Which brings me to the meat of what I’m exploring at the moment. In reflection, I suppose that making a film about being a father is a personal exploration into where I am at this point in my life. (Not that the film will focus on this, as I’d rather stay behind the scenes, aside from expressions like this blog.) The point being that I never even thought of myself as a Stay-At-Home-Dad until a good friend suggested I make a film about the subject given where he saw me in my life.

To be honest, the moniker, Stay-At-Home-Dad, isn’t something I’ve ever been terribly comfortable with. Am I comfortable with being a dad? Absolutely and proudly. But Stay-At-Home-Dad brings on that whole “Mr. Mom” connotation – something I definitely feel the negative vibe about. (At the initial point of research I put out a bunch of flyers around town sharing my interest in speaking with Stay-At-Home-Dads and a few days later, happened to come across one of them. Scrawled on the paper was “Mr. Mom.” Ouch! I wondered what the person was thinking when they wrote that. Was the sting intended? As a further aside, I hope to interview some of the people behind the Mr. Mom movie to see what their perspective is now on the moniker they helped birth.)

I grew up in a fairly traditional family with a lawyer for a dad and a mom who was there mainly to take care of my sister and I, although she certainly kept busy with a small interior design business. In other words, I was born and bred to be the breadwinner dad. Hence, the idea of being a Stay-At-Home-Dad never really crossed my mind until it happened. From the dads I’ve spoken with so far, most of them would probably agree with this last statement; and yet, the rewards of getting to know your own kids this well, to be so included in their lives – it might not look cool from the outside world, but when you really care about the kids, at a certain point, who gives a sh—t?

Now, let me be clear. The film is less about canonizing Stay-At-Home-Dads than about promoting the idea of fathers to be more involved with their kids (regardless of the 'type' of dad) and to challenge different gender assumptions that we (myself included) have been ingrained with. There is so much that is backwards about our society in its treatment/depiction/deemphasis on fatherhood. My hope is that this film will help counteract these things to the extent that some teenage boy watching this might think to himself how cool it would be to someday become an involved dad.

Mr. Mom be damned:)

Thursday, March 15, 2007

The Evolution Begins...

Hi! Thanks for checking out this brand new blog. My goal is to continually share all things related to the making of this film. The Evolution of Dad Project is perhaps the most integrated film I could be making at this time. When I'm not researching, filming, etc, I'm helping take care of my two sons. It's a strange and wonderful thing to be living what one is filming.

I've been working on this project since the beginning of the new year. The research has been extremely enlightening and continues to be so. So many assumptions about fathers and mothers have been challenged.
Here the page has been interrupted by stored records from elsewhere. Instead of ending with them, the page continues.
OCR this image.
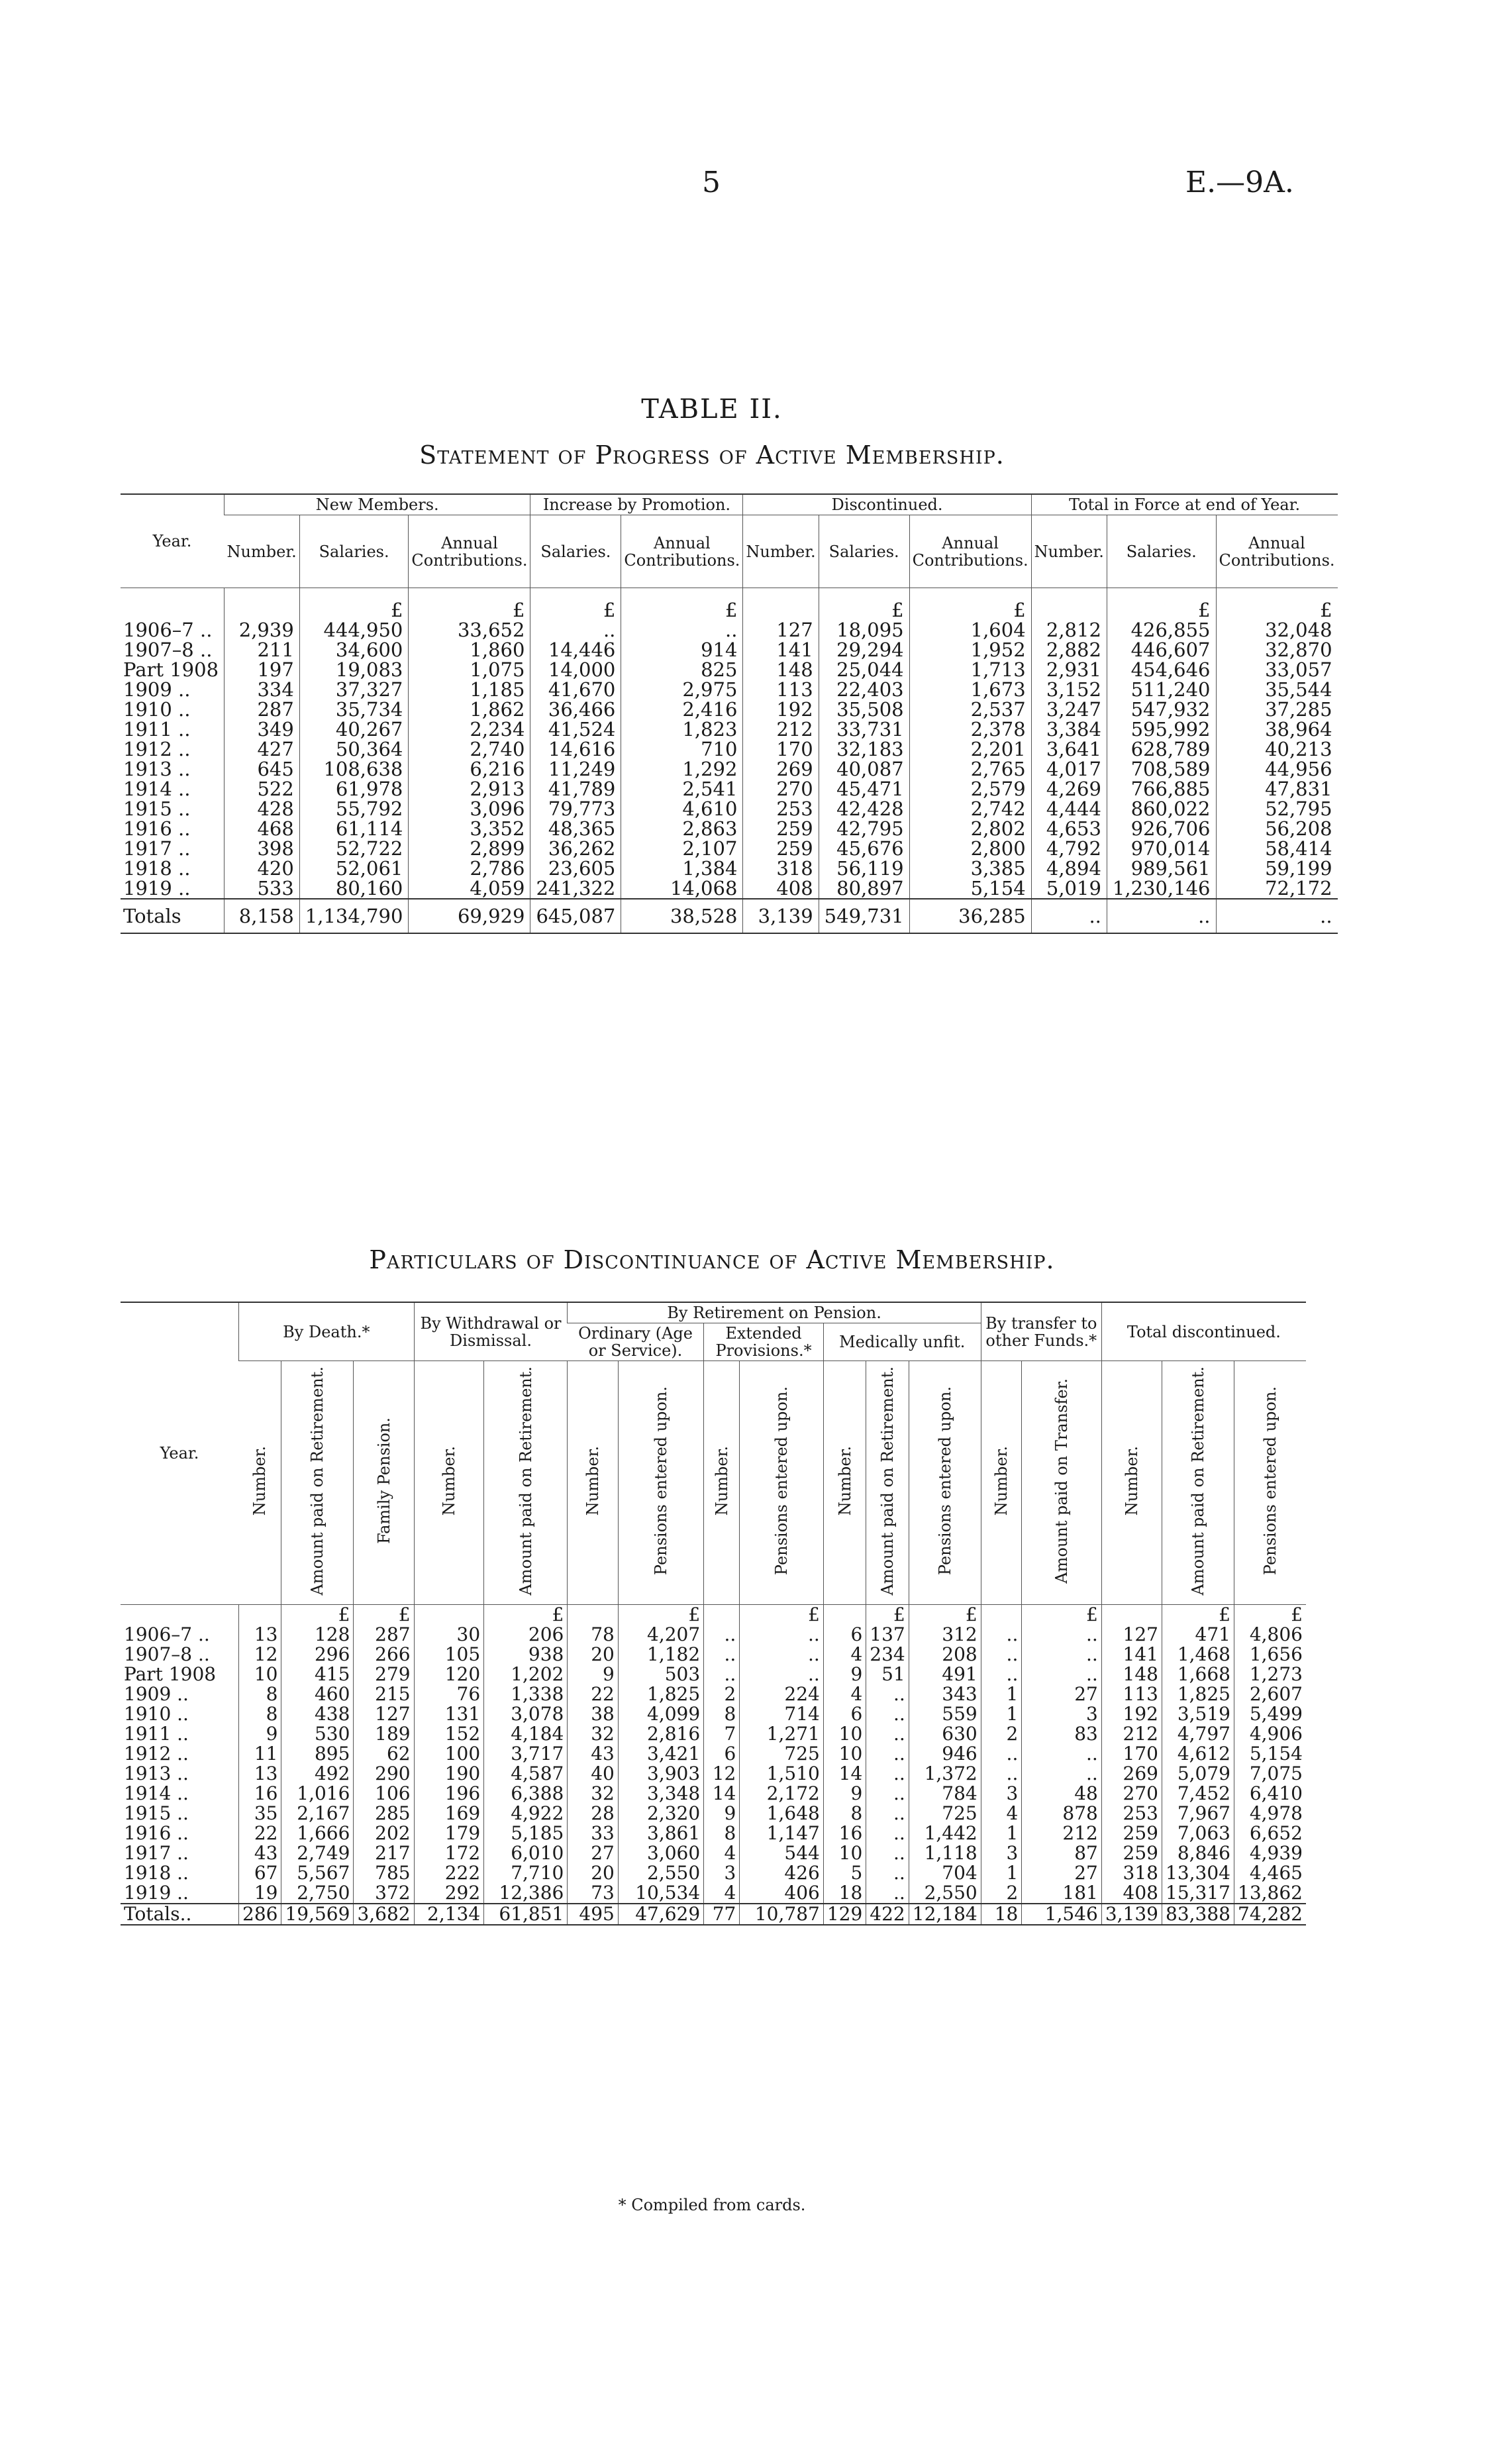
5	E.—9A.
TABLE II.
Statement of Progress of Active Membership.
Year.	New Members.			Increase by Promotion.		Discontinued.			Total in Force at end of Year.		
	Number.	Salaries.	Annual Contributions.	Salaries.	Annual Contributions.	Number.	Salaries.	Annual Contributions.	Number.	Salaries.	Annual Contributions.
		£	£	£	£		£	£		£	£
1906–7 ..	2,939	444,950	33,652	..	..	127	18,095	1,604	2,812	426,855	32,048
1907–8 ..	211	34,600	1,860	14,446	914	141	29,294	1,952	2,882	446,607	32,870
Part 1908	197	19,083	1,075	14,000	825	148	25,044	1,713	2,931	454,646	33,057
1909 ..	334	37,327	1,185	41,670	2,975	113	22,403	1,673	3,152	511,240	35,544
1910 ..	287	35,734	1,862	36,466	2,416	192	35,508	2,537	3,247	547,932	37,285
1911 ..	349	40,267	2,234	41,524	1,823	212	33,731	2,378	3,384	595,992	38,964
1912 ..	427	50,364	2,740	14,616	710	170	32,183	2,201	3,641	628,789	40,213
1913 ..	645	108,638	6,216	11,249	1,292	269	40,087	2,765	4,017	708,589	44,956
1914 ..	522	61,978	2,913	41,789	2,541	270	45,471	2,579	4,269	766,885	47,831
1915 ..	428	55,792	3,096	79,773	4,610	253	42,428	2,742	4,444	860,022	52,795
1916 ..	468	61,114	3,352	48,365	2,863	259	42,795	2,802	4,653	926,706	56,208
1917 ..	398	52,722	2,899	36,262	2,107	259	45,676	2,800	4,792	970,014	58,414
1918 ..	420	52,061	2,786	23,605	1,384	318	56,119	3,385	4,894	989,561	59,199
1919 ..	533	80,160	4,059	241,322	14,068	408	80,897	5,154	5,019	1,230,146	72,172
Totals	8,158	1,134,790	69,929	645,087	38,528	3,139	549,731	36,285	..	..	..
Particulars of Discontinuance of Active Membership.
Year.	By Death.*			By Withdrawal or Dismissal.		By Retirement on Pension.							By transfer to other Funds.*		Total discontinued.		
						Ordinary (Age or Service).		Extended Provisions.*		Medically unfit.							
	Number.	Amount paid on Retirement.	Family Pension.	Number.	Amount paid on Retirement.	Number.	Pensions entered upon.	Number.	Pensions entered upon.	Number.	Amount paid on Retirement.	Pensions entered upon.	Number.	Amount paid on Transfer.	Number.	Amount paid on Retirement.	Pensions entered upon.
		£	£		£		£		£		£	£		£		£	£
1906–7 ..	13	128	287	30	206	78	4,207	..	..	6	137	312	..	..	127	471	4,806
1907–8 ..	12	296	266	105	938	20	1,182	..	..	4	234	208	..	..	141	1,468	1,656
Part 1908	10	415	279	120	1,202	9	503	..	..	9	51	491	..	..	148	1,668	1,273
1909 ..	8	460	215	76	1,338	22	1,825	2	224	4	..	343	1	27	113	1,825	2,607
1910 ..	8	438	127	131	3,078	38	4,099	8	714	6	..	559	1	3	192	3,519	5,499
1911 ..	9	530	189	152	4,184	32	2,816	7	1,271	10	..	630	2	83	212	4,797	4,906
1912 ..	11	895	62	100	3,717	43	3,421	6	725	10	..	946	..	..	170	4,612	5,154
1913 ..	13	492	290	190	4,587	40	3,903	12	1,510	14	..	1,372	..	..	269	5,079	7,075
1914 ..	16	1,016	106	196	6,388	32	3,348	14	2,172	9	..	784	3	48	270	7,452	6,410
1915 ..	35	2,167	285	169	4,922	28	2,320	9	1,648	8	..	725	4	878	253	7,967	4,978
1916 ..	22	1,666	202	179	5,185	33	3,861	8	1,147	16	..	1,442	1	212	259	7,063	6,652
1917 ..	43	2,749	217	172	6,010	27	3,060	4	544	10	..	1,118	3	87	259	8,846	4,939
1918 ..	67	5,567	785	222	7,710	20	2,550	3	426	5	..	704	1	27	318	13,304	4,465
1919 ..	19	2,750	372	292	12,386	73	10,534	4	406	18	..	2,550	2	181	408	15,317	13,862
Totals..	286	19,569	3,682	2,134	61,851	495	47,629	77	10,787	129	422	12,184	18	1,546	3,139	83,388	74,282
* Compiled from cards.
My hope is that this film will have an inspiring, positive impact on the way we view family relationships.

A personal anecdote: last week I took my three-year-old son to the "Little Gym" for some exercise on the mats and balance beam. We were having a blast together. Every so often, however, this little girl would come over to me and want me to lift her up as I was doing with my son. Eventually, her mother came over, slightly embarrassed. She explained that her daughter has this tendency to 'latch onto' any of the other dads around and that today she had picked me. The mother explained how jealous it made her husband. I just nodded at her and my son and I went on our way, but deep inside I kept thinking that the little girl was reaching out to a father figure as her own was probably not sufficiently present in her life. How many other boys and girls grow up with this father absence?

This little instance is just another reminder why making a film about involved fathers is so important. Thanks for reading this very first blog. I hope you continue with me on the journey to making this film.